Why, why, why, why, oh why, why am I attempting to churn out a review in the midst of final exam week when I could just as easily wait until it's over? It’s not that I’m not motivated to study, but rather I’m captivated by a handful of songs by a band I know little about and I can’t think about anything but this mesmerizing garage punk bursting through my stereo.
The Muslims’ colorful name first caught my eye as a supporting act on the currently ongoing Night Marchers US tour. After a few songs of sampling and boasts by the band that the “vinyl jackets and sleeves silk-screened by us, inserts are hand-typed, and the jackets were shot by a former New York City Police Officer,” I knew I had to splurge for the wax (not that it’s available in any other format). However, the vinyl does come with a bonus CD that includes everything on the vinyl plus three bonus tracks, that are as good, if not better than the material on the vinyl.
The album gets going with “Right and Wrong” just the way the rest of the record follows suit: with a simple instrumental line, a poppin’ snare and effortlessly catchy vocals that are a bit reminiscent of late Springman Records pop-punk act Pain. The music may be “stripped down,” but the songwriting is on par with that of the legendary rock and roll heroes of the `50s and `60s, updated with a hint of irony and ripping guitar solos. From the surf-tinged spelling bee of “Beside Myself” (“With your BBC E.D., your SAT IQ / I was beside myself / All alone”) through “Religion” and “America,” the Muslims pack some serious rock and roll dance party heat.

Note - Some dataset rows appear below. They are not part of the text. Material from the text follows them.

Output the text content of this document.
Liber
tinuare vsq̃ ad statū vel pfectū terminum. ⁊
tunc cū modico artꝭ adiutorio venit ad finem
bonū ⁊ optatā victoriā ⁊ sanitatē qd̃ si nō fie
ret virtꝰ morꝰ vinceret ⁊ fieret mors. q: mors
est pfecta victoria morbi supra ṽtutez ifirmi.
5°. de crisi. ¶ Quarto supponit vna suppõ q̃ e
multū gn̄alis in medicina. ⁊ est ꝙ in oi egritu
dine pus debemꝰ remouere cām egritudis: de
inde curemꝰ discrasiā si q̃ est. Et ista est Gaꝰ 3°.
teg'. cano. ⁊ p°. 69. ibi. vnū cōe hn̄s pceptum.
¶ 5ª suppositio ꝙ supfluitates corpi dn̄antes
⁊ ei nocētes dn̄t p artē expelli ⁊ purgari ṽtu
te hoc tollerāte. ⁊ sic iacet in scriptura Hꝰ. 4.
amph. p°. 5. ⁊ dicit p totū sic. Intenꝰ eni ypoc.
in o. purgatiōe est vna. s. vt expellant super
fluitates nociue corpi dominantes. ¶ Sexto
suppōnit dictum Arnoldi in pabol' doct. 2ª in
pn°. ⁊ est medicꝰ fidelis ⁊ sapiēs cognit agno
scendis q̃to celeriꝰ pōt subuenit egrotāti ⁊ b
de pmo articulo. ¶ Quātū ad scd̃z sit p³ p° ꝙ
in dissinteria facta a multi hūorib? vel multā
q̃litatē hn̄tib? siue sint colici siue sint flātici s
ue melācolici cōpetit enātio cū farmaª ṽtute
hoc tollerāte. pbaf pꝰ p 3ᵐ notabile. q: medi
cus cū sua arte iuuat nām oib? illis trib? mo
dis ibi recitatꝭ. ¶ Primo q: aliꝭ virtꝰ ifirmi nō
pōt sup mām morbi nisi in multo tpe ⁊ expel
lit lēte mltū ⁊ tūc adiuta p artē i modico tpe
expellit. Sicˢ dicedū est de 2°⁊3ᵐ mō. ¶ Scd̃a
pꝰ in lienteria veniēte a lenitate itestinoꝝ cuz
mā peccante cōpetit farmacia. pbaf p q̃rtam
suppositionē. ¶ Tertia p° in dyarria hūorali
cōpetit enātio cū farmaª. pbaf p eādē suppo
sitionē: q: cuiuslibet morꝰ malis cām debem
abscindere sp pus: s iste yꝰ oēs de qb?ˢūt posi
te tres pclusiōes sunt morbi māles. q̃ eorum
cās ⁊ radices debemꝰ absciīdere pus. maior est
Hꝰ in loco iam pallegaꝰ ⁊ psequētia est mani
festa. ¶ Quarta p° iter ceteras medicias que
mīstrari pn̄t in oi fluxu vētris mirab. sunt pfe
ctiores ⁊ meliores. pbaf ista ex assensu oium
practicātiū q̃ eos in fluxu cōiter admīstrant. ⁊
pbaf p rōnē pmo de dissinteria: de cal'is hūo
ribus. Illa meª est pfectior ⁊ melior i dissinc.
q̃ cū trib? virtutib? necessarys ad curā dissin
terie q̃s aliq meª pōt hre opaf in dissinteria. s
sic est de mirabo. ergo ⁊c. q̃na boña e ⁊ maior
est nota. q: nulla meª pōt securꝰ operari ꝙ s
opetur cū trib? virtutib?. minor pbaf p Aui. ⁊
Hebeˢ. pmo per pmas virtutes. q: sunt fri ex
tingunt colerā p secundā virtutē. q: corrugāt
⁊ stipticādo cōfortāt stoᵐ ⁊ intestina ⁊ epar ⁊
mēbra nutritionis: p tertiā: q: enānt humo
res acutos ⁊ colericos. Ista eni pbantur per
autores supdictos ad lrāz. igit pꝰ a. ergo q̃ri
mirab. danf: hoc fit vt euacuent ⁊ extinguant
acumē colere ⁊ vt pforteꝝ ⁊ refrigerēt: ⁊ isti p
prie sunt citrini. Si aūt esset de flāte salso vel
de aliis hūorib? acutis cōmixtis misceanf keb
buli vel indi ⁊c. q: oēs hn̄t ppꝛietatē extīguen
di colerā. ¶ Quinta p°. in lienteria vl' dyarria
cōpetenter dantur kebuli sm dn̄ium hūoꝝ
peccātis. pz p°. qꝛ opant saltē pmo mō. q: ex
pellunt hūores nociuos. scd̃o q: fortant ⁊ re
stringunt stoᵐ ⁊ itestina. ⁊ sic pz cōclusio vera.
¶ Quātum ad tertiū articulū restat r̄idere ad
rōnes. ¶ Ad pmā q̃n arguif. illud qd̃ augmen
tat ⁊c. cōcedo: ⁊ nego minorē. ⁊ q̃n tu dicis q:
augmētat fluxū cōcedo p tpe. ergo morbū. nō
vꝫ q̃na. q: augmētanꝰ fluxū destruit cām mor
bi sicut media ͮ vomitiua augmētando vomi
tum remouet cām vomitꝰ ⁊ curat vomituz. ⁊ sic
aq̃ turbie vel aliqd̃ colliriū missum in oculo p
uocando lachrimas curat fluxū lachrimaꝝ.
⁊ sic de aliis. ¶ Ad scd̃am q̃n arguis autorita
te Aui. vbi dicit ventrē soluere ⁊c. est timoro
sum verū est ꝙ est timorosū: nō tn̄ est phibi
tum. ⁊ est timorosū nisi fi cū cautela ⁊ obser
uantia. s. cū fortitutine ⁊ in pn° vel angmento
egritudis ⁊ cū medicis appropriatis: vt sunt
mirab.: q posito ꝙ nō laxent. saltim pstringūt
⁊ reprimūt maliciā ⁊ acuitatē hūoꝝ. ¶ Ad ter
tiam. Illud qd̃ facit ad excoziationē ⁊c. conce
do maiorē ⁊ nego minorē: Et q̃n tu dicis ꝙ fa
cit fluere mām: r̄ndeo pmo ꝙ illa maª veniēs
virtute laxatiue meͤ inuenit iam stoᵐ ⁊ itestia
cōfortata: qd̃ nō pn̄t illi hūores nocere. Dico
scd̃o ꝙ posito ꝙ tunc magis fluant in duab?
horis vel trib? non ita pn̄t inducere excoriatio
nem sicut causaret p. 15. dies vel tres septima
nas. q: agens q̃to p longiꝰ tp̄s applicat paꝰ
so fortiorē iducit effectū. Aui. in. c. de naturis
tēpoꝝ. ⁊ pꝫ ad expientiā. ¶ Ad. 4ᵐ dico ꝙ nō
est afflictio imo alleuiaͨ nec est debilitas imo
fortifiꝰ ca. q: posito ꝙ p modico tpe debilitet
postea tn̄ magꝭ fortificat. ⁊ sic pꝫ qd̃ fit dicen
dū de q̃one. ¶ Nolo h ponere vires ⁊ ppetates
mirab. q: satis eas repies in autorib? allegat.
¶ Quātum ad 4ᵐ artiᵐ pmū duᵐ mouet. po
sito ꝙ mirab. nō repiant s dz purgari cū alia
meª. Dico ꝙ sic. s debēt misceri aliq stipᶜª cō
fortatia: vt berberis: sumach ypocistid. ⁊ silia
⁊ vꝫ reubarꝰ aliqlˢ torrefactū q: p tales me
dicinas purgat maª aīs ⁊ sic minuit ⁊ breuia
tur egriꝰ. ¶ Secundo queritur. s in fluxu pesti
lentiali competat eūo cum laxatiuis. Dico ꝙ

It seemed a bit odd that the bonus tracks were included on the CD instead of the vinyl since digital CD tracks are more easily leaked to file sharing sources than vinyl material, but I have absolutely no qualms with getting a CD and some of the best bonus material imaginable along with a vinyl purchase. “Extinction” comes off totally raw in both its sound and lyrics, but there’s no denying the ear-snagging hooks and confident swagger. The same is certainly true of “Nightlife” and “Bright Side,” that with its complementing dual-guitar approach and sunny-sounding woes of despair may just be the best track on the whole damn CD.
OK, seriously, I have to get back to studying, but I couldn’t wait any longer to publicly fill the cup over this record. I was pretty sure that the Night Marchers would easily take the award for best garage punk release of 2008, but they have some serious competition. I apologize for the sparse review and lack of witty cultural references, but don’t let that discourage you from checking out the Muslims ASAP! Allah is stoked.